A apresentação ao mercado do óleo de corte à base de mamona foi feita pela Agência USP de Inovação, que saiu à procura de interessados começando por empresas que fabricavam óleos industriais. Foi quando a Forward Química, de Ponta Grossa (PR) soube da inovação pela agência e demonstrou interesse. Dona de um vasto portifólio de produtos primários, a empresa paranaense viu no fluído de mamona a solução para vários problemas enfrentados pelos seus clientes, como o descarte do óleo usado, por exemplo. Por degradar rapidamente na natureza, o lubrificante de mamona não polui o ambiente como os derivados de petróleo, por isso, o seu descarte também é mais barato. "A indústria tem que contratar empresas especializadas para descartar o óleo usado de maneira limpa, por isso, a diluição em água e a degradabilidade no ambiente tornam o óleo de mamona mais econômico", explica Otto Ferreira Neto que calcula uma economia na faixa dos 30% em relação ao descarte dos fluídos convencionais. A Forward licenciou o produto e deve lançá-lo no mercado nos próximos meses.

 

LUBRIFICANTE NATURAL

O licenciamento da patente em caráter não exclusivo permitiu também o surgimento de uma spin-off - empresa nascida a partir de uma inovação.

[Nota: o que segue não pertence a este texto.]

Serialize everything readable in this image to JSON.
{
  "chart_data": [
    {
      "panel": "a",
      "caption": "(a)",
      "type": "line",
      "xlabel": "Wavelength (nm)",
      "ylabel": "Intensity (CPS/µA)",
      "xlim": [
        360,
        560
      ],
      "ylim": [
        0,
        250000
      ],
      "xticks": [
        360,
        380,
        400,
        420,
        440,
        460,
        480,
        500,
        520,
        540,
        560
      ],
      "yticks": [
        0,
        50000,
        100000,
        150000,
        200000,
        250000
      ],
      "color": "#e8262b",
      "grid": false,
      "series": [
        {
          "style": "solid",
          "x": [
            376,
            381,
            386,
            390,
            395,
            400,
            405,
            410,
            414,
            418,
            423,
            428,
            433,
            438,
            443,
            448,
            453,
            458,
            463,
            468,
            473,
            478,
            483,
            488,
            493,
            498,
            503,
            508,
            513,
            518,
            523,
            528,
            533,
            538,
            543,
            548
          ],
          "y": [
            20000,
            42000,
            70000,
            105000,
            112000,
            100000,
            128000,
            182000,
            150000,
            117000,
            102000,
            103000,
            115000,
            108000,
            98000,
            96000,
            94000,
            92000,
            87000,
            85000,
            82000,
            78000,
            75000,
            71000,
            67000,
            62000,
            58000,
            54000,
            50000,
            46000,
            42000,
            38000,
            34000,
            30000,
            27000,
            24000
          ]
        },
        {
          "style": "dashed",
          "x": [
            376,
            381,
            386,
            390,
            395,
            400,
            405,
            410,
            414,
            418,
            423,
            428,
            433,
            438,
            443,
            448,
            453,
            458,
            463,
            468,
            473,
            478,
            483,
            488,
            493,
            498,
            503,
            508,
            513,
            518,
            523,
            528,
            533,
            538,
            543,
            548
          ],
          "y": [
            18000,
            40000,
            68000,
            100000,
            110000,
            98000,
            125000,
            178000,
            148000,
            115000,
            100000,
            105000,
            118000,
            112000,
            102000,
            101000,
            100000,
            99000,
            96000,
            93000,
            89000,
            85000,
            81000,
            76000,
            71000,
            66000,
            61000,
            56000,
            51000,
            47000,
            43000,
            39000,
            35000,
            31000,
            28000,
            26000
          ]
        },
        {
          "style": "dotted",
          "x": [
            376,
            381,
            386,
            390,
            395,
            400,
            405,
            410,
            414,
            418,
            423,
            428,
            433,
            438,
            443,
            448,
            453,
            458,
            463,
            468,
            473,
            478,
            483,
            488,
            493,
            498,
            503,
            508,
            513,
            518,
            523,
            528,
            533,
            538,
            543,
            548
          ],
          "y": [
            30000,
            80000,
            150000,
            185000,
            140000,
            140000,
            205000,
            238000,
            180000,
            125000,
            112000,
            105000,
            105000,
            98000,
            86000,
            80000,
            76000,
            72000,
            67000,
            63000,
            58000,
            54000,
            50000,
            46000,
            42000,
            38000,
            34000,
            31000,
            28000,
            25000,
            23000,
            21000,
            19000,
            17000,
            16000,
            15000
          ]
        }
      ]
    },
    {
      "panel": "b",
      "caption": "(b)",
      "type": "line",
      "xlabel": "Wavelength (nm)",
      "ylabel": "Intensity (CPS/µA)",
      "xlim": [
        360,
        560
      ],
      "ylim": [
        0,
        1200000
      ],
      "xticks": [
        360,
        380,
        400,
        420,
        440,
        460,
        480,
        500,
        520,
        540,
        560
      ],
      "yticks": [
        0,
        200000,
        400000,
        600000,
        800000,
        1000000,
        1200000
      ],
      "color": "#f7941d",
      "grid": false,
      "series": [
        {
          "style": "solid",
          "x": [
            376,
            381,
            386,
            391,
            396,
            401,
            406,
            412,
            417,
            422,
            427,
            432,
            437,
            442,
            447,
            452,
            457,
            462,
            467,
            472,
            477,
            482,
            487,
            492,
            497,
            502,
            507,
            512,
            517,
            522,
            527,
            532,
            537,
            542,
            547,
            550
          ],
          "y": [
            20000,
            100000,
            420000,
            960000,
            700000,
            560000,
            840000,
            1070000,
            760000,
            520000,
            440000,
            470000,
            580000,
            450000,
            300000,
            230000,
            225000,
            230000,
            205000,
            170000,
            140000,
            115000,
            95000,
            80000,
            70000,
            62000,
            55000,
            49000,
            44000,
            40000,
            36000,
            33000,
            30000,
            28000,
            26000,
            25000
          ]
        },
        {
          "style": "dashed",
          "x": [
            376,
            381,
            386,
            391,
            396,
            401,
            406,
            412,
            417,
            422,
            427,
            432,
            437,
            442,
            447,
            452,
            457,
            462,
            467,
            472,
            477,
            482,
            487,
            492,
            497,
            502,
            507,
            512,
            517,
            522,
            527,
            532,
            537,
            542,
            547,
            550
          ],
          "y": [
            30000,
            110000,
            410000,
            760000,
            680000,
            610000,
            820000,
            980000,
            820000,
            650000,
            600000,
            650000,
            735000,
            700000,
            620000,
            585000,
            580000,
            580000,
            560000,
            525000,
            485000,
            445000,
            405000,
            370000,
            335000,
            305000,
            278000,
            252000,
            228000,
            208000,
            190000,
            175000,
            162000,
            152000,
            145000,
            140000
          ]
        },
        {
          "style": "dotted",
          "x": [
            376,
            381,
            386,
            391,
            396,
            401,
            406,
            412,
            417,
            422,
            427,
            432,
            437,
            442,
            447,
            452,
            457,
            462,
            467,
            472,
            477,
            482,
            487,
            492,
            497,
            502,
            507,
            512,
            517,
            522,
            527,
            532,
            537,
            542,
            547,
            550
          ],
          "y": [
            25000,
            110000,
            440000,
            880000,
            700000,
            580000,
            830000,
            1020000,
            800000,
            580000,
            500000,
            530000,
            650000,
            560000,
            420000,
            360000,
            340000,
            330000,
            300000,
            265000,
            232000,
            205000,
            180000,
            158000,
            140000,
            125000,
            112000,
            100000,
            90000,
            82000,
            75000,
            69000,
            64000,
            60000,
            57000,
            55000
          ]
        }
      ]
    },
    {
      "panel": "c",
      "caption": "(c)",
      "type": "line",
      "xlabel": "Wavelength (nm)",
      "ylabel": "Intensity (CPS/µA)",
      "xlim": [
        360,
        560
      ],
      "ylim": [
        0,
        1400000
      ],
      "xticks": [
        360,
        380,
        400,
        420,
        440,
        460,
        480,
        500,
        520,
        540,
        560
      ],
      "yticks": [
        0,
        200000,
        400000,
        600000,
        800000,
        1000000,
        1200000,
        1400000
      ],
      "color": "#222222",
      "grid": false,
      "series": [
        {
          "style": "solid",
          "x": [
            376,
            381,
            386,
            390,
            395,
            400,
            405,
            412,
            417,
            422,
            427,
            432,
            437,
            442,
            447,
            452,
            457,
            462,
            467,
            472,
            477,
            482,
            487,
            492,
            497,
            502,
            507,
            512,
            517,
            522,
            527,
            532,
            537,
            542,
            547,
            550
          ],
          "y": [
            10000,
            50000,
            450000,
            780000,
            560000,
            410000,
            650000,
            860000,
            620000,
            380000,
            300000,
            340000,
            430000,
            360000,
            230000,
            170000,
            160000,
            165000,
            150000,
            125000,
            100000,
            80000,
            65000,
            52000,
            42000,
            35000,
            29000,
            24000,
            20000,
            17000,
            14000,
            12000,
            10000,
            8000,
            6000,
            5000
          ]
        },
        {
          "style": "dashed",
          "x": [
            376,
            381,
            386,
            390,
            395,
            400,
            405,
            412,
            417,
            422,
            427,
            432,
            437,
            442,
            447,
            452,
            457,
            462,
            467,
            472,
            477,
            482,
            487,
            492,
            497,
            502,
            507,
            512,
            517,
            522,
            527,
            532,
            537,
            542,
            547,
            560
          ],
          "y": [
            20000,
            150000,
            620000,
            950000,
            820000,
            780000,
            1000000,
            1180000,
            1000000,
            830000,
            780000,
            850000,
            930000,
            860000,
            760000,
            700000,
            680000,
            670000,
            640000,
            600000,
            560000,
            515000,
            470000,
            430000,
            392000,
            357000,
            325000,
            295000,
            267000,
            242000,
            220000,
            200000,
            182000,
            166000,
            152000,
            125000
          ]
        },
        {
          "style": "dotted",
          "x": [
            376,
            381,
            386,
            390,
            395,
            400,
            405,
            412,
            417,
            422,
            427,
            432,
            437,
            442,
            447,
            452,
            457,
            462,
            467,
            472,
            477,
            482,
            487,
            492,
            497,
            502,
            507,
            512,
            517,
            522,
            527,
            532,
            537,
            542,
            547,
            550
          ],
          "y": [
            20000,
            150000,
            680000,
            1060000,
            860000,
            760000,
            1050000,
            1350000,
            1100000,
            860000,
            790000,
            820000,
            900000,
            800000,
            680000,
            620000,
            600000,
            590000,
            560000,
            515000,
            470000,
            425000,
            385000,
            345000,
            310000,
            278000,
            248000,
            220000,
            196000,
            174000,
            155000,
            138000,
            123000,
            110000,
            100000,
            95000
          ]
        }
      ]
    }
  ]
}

A Notox, anagrama para no toxic (não tóxico, em inglês), surgiu quando o dentista Gustavo Lucchesi procurou a Agência USP de Inovação e descobriu o recém-desenvolvido óleo de corte. Lucchesi não só adquiriu a licença para fabricar o óleo, como contratou Salete Alves como consultora, a fim de expandir as aplicações do produto. Através da utilização de aditivos, a Notox criou versões do fluído vegetal destinadas a outros processos de usinagem como torneamento, serralheria e furação. A mamona também entrou como matéria-prima de lubrificantes de componentes das máquinas, fator crucial para aumentar a eficiência ambiental do fluído de corte. "Os lubrificantes minerais das máquinas acabam contaminando o óleo de corte de mamona que tem de ser limpo para o descarte", conta Lucchesi. Por isso, a meta do empresário é expandir a linha de produtos verdes para ter máquinas funcionando somente com óleos vegetais e assim reduzir os custos com limpezas para o descarte.

A saúde dos trabalhadores também tem servido como um bom apelo de vendas. "Temos empresas que compram o óleo de mamona porque os operadores pararam de reclamar de irritações nos olhos e na pele", afirma Lucchesi. A jovem Notox, com apenas um ano de atividade, já vislumbra andar com as próprias pernas e, dentro de pouco tempo, poder sair da incubadora na qual se encontra, a Esalq TEC, da Escola Superior de Agricultura Luiz de Queiroz da USP, em Piracicaba (SP). A incubadora, focada em empresas ligadas ao agronegócio, é mantida por uma parceria entre a universidade e o Serviço de Apoio às Micro e Pequenas Empresas do Estado de São Paulo (Sebrae-SP).

Com maior eficiência, rendimento e economia, além de ser menos agressivo à saúde humana e não tóxico ao meio ambiente, o óleo de mamona tem o seu lugar entre os produtos mais promissores nascidos nos laboratórios das universidades e, como os biocombustíveis, segue a tendência de substituir matérias primas fósseis por fontes renováveis. Desse modo, a onda verde começa a invadir a indústria metalúrgica e mantém o Brasil entre os principais criadores de tecnologias ecologicamente viáveis.